If you read the title of this latest X-Men film out loud, punctuation and all, it gets the unfortunate subtitle of “colon apocalypse” which makes me wish the film were slightly worse so I could use that as a clever “the title reviews itself!!!” remark. Alas X-Men: Apocalypse is not terrible enough to be worth of a weak diarrhea joke despite trying incredibly hard to be.
Set ten years after some of the events of X-Men: Days of Future Past, the mutants we know and love are looking very young for their age and are scattered about the globe. Professor X (James McAvoy) is preening over his academy, Raven/Mystique/Katniss (Jennifer Lawrence) is roaming the world being heroic, and Magneto (Michael Fassbender) has hung up his bad guy helmet to grow a beard and do manual labour like he’s in the series finale of Dexter. When an ancient mutant with the ominous nickname Apocalypse (Oscar Isaac) is awoken by four chanting men the end of mankind becomes a possibility and the heroes must reunite, grab some newbies, and save the world. Apart from Magneto of course who can’t resist scratching that homicidal itch and joins the baddies for a bit instead.
What follows is a bit of a mess: Beloved characters return but are sidelined by a boring bad guy, humorous interludes are laugh out loud funny but are inserted into scenes of real drama in a way that really jars, endless barrels of CGI are unloaded in a manner that becomes almost incoherent, and the 3D does little more than make the subtitles pop. There are many reasons to dislike the film; it is confusing, occasionally boring, and uses Auschwitz in a questionable way, but I still had a good time.
X-Men: Apocalypse relies heavily on the audience’s love for its cast and its characters. It even sticks in a Wolverine cameo and poaches Sophie Turner from Game of Thrones to get the fanboys onside. Director Bryan Singer does this because he thinks he can get away with it and to a large extent he can. The young cast of this more recent X-Men trilogy are all perfectly lovable and it is their presence that took me through the film. I was five films deep, ignoring Wolverine films and Deadpool for the sake of sanity, at the start of the film so genuinely care what happens to the regulars involved. It is a real shame that there wasn’t more of Fassbender, Lawrence, and McAvoy as too much time was spent with Apocalypse and his penchant for Batman & Robin style superhero costumes and not enough with the faces I had come to see.

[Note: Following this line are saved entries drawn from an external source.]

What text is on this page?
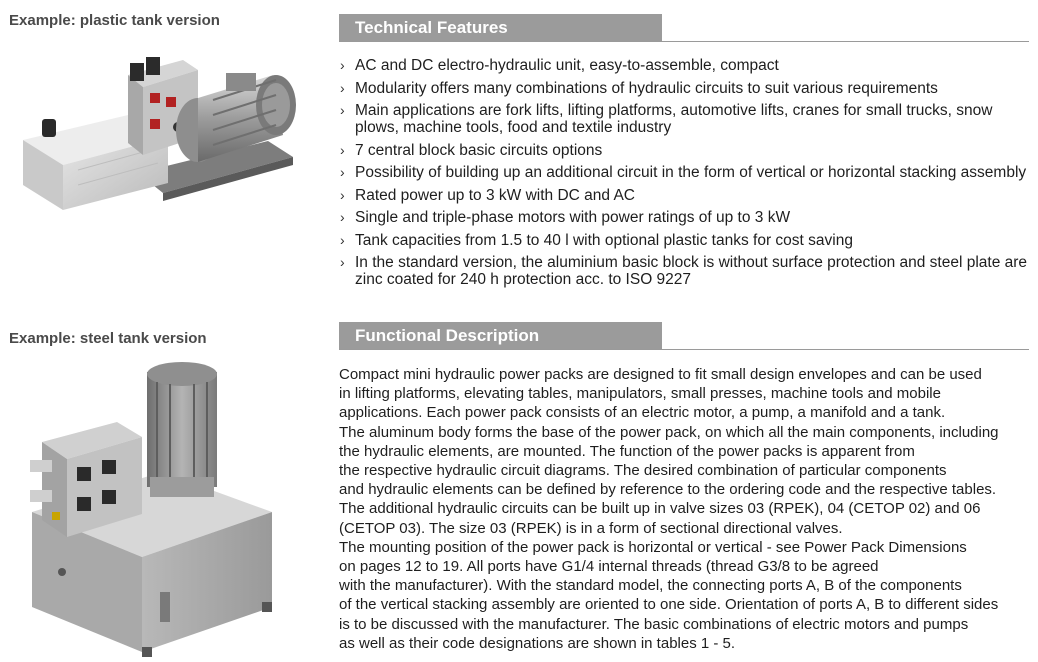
Example: plastic tank version
Example: steel tank version
Technical Features
› AC and DC electro-hydraulic unit, easy-to-assemble, compact
› Modularity offers many combinations of hydraulic circuits to suit various requirements
› Main applications are fork lifts, lifting platforms, automotive lifts, cranes for small trucks, snow plows, machine tools, food and textile industry
› 7 central block basic circuits options
› Possibility of building up an additional circuit in the form of vertical or horizontal stacking assembly
› Rated power up to 3 kW with DC and AC
› Single and triple-phase motors with power ratings of up to 3 kW
› Tank capacities from 1.5 to 40 l with optional plastic tanks for cost saving
› In the standard version, the aluminium basic block is without surface protection and steel plate are zinc coated for 240 h protection acc. to ISO 9227
Functional Description

Compact mini hydraulic power packs are designed to fit small design envelopes and can be used
in lifting platforms, elevating tables, manipulators, small presses, machine tools and mobile
applications. Each power pack consists of an electric motor, a pump, a manifold and a tank.
The aluminum body forms the base of the power pack, on which all the main components, including
the hydraulic elements, are mounted. The function of the power packs is apparent from
the respective hydraulic circuit diagrams. The desired combination of particular components
and hydraulic elements can be defined by reference to the ordering code and the respective tables.
The additional hydraulic circuits can be built up in valve sizes 03 (RPEK), 04 (CETOP 02) and 06
(CETOP 03). The size 03 (RPEK) is in a form of sectional directional valves.
The mounting position of the power pack is horizontal or vertical - see Power Pack Dimensions
on pages 12 to 19. All ports have G1/4 internal threads (thread G3/8 to be agreed
with the manufacturer). With the standard model, the connecting ports A, B of the components
of the vertical stacking assembly are oriented to one side. Orientation of ports A, B to different sides
is to be discussed with the manufacturer. The basic combinations of electric motors and pumps
as well as their code designations are shown in tables 1 - 5.
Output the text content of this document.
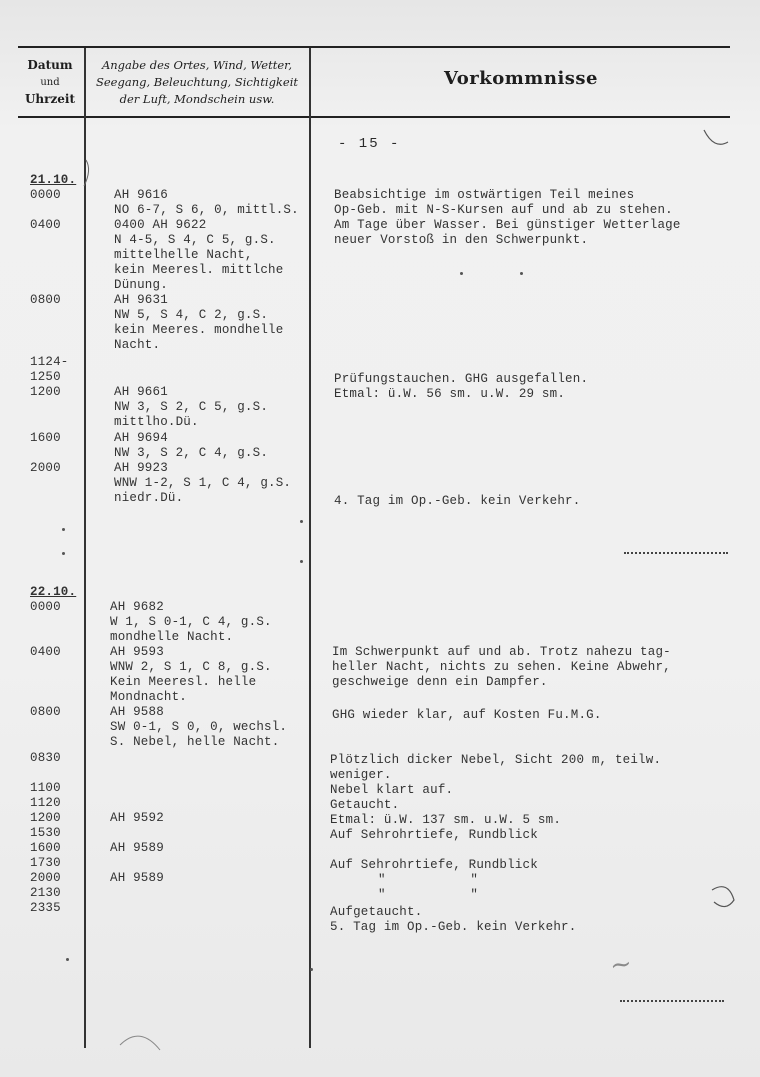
Datum
und
Uhrzeit
Angabe des Ortes, Wind, Wetter,
Seegang, Beleuchtung, Sichtigkeit
der Luft, Mondschein usw.
Vorkommnisse
- 15 -
21.10.
0000
0400
0800
1124-
1250
1200
1600
2000
AH 9616
NO 6-7, S 6, 0, mittl.S.
0400 AH 9622
N 4-5, S 4, C 5, g.S.
mittelhelle Nacht,
kein Meeresl. mittlche
Dünung.
AH 9631
NW 5, S 4, C 2, g.S.
kein Meeres. mondhelle
Nacht.
AH 9661
NW 3, S 2, C 5, g.S.
mittlho.Dü.
AH 9694
NW 3, S 2, C 4, g.S.
AH 9923
WNW 1-2, S 1, C 4, g.S.
niedr.Dü.
Beabsichtige im ostwärtigen Teil meines
Op-Geb. mit N-S-Kursen auf und ab zu stehen.
Am Tage über Wasser. Bei günstiger Wetterlage
neuer Vorstoß in den Schwerpunkt.
Prüfungstauchen. GHG ausgefallen.
Etmal: ü.W. 56 sm. u.W. 29 sm.
4. Tag im Op.-Geb. kein Verkehr.
22.10.
0000
0400
0800
0830
1100
1120
1200
1530
1600
1730
2000
2130
2335
AH 9682
W 1, S 0-1, C 4, g.S.
mondhelle Nacht.
AH 9593
WNW 2, S 1, C 8, g.S.
Kein Meeresl. helle
Mondnacht.
AH 9588
SW 0-1, S 0, 0, wechsl.
S. Nebel, helle Nacht.
AH 9592
AH 9589
AH 9589
Im Schwerpunkt auf und ab. Trotz nahezu tag-
heller Nacht, nichts zu sehen. Keine Abwehr,
geschweige denn ein Dampfer.
GHG wieder klar, auf Kosten Fu.M.G.
Plötzlich dicker Nebel, Sicht 200 m, teilw.
weniger.
Nebel klart auf.
Getaucht.
Etmal: ü.W. 137 sm. u.W. 5 sm.
Auf Sehrohrtiefe, Rundblick
Auf Sehrohrtiefe, Rundblick
"           "
"           "
Aufgetaucht.
5. Tag im Op.-Geb. kein Verkehr.
~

Apocalypse wasn’t a villain with a relatable backstory or understandable plan; he was just an egotistical maniac who felt that the way to save mankind was to kill it indiscriminately. It’s a plot I struggled to get behind and it was never really explained why Magneto got so swept up in it. The film uses cheap tricks to give Magneto some motivation but considering the character’s moral yo-yoing you’d have expected him to pause before manipulating the whole earth’s magnetic fields. A good baddie needs conflict and charisma; something Magneto provides in spades but Apocalypse severely lacks.
As mentioned before the film’s tone is all over the place. I was pleased to see the return of Evan Peters’ Quicksilver but his comedic time to shine is tarnished when you pause from laughing and realise the horrific reality of what has been going on while he was running around being the very definition of a superhero. The tonal rollercoaster makes it hard to take the serious bits seriously and tricky to fully enjoy the fun bits. X-Men is a fun franchise and is at its worst when being too straight faced.
X-Men: Apocalypse makes no real sense in the context of the original trilogy of X-Men films and includes at least one character who shouldn’t be around for another decade or three. That said comics make good use of alternate realities and thanks to the last instalment’s time travel joy all manner of plot holes are fair game now.
X-Men: Apocalypse may be messy but I am grading on a curve and Batman v Superman is still a painfully recent memory. This is the weaker episode of your favourite TV show; forgivable but forgettable. Despite all the grumbling above there is an enjoyable film in a strong franchise if you look hard enough and try really hard not to think of The Mummy.